Şaka gibi ama gerçek. Ufak bir pansuman yapılmış, bandaj yapıştırılmış ve gönderilmişler. Ama faturaya bakarsanız sanki büyük bir operasyon geçirmiş gibi “Muayene, pansuman, kontrol” falan derken, iki ayrı fatura düzenlenmiş. Bir kısmı sigortadan, kalanı da cepten ödenmiş. Toplamda 13.055,52 TL!
Şimdi soruyorum bu kadar basit bir işlem bu kadar tutuyorsa, ya başımıza ciddi bir şey gelse? Devlet hastanelerinin yükü zaten fazla, insanlar mecburen özel hastanelere yöneliyor. Ama bu örnek gösteriyor ki, Sağlık Bakanlığı’nın özel hastaneler üzerinde çok daha sıkı bir denetim yapması şart!
Feribotla komşuya kaçış
Yaz yaklaşırken herkesin ağzında aynı cümle “Bu yaz Yunan adalarına gidelim!” Yalan yok, bu fikir hepimize cazip geliyor. Feribota binip birkaç saatte bambaşka bir dünyaya geçiyorsun. Schengen’in yoksa bile dert değil, kapıda vizeyle hop karşı kıyıdasın. Mavi beyaz evler, sahil boyunca uzanan deniz mahsullü sofralar, huzur dolu sokaklar…
Hedef 300 bin yolcu
Geçen hafta sonu İDO Genel Müdürü Dr. Murat Orhan’la oturup uzun uzun sohbet etme fırsatım oldu. Konu tabii ki döndü dolaştı Yunan adalarına uzanan feribot seferlerine geldi. Verdiği rakamlar dudak uçuklatacak cinsten. Sadece geçen yıl İDO ile tam 155 bin kişi Yunan adalarına gitmiş. Bu sene hedef en az 300 bin yolcu!

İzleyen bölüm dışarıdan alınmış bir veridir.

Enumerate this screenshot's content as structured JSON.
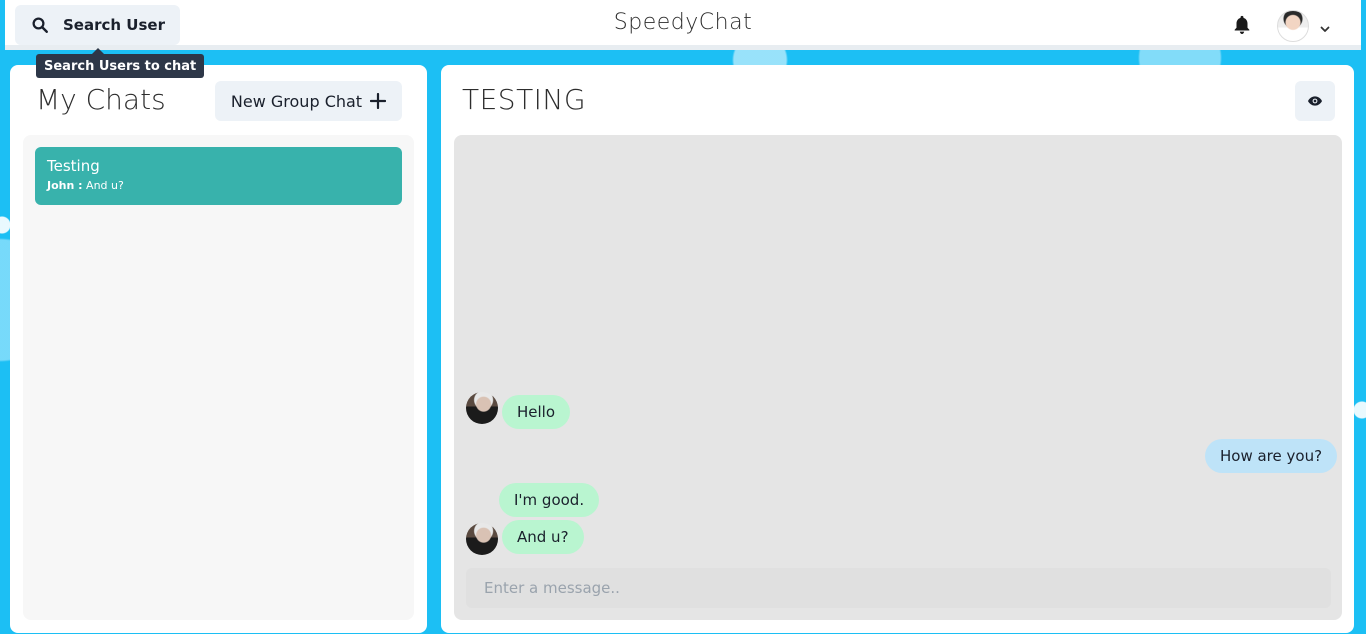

Yeni hat açıldıkça insanlar akın akın gitmeye başlamış. Çünkü ulaşım kolay, fiyatlar uygun ve tatil için ideal…
Dr. Orhan bir de güzel haber verdi. İDO, 15 milyon dolarlık yatırımla filosuna dört yeni arabalı vapur katmış. Bunlardan ikisi İzmir’de Üçkuyular-Bostanlı hattında, diğer ikisi ise Kocaeli Yeniköy’den Yarımca Limanı’na sıfır kilometre araç taşıyacak. Yani sadece yolcu değil, artık araçlar için de deniz yolu ciddi bir alternatif.
Düşünsenize, İstanbul trafiğinde bir saat kaybetmek yerine feribota binip serin serin yolculuk yapıyorsunuz. Deniz havası, martı sesi, çayını alıp güvertede rüzgârı hissetmek…
Minibüste sıcakta bunalmaktan çok daha keyifli, değil mi?
Deniz ulaşımı hem çevre dostu hem de şehir içi yükü hafifletiyor. Bu yaz plan yaparken bir gözünüz denizde olsun derim.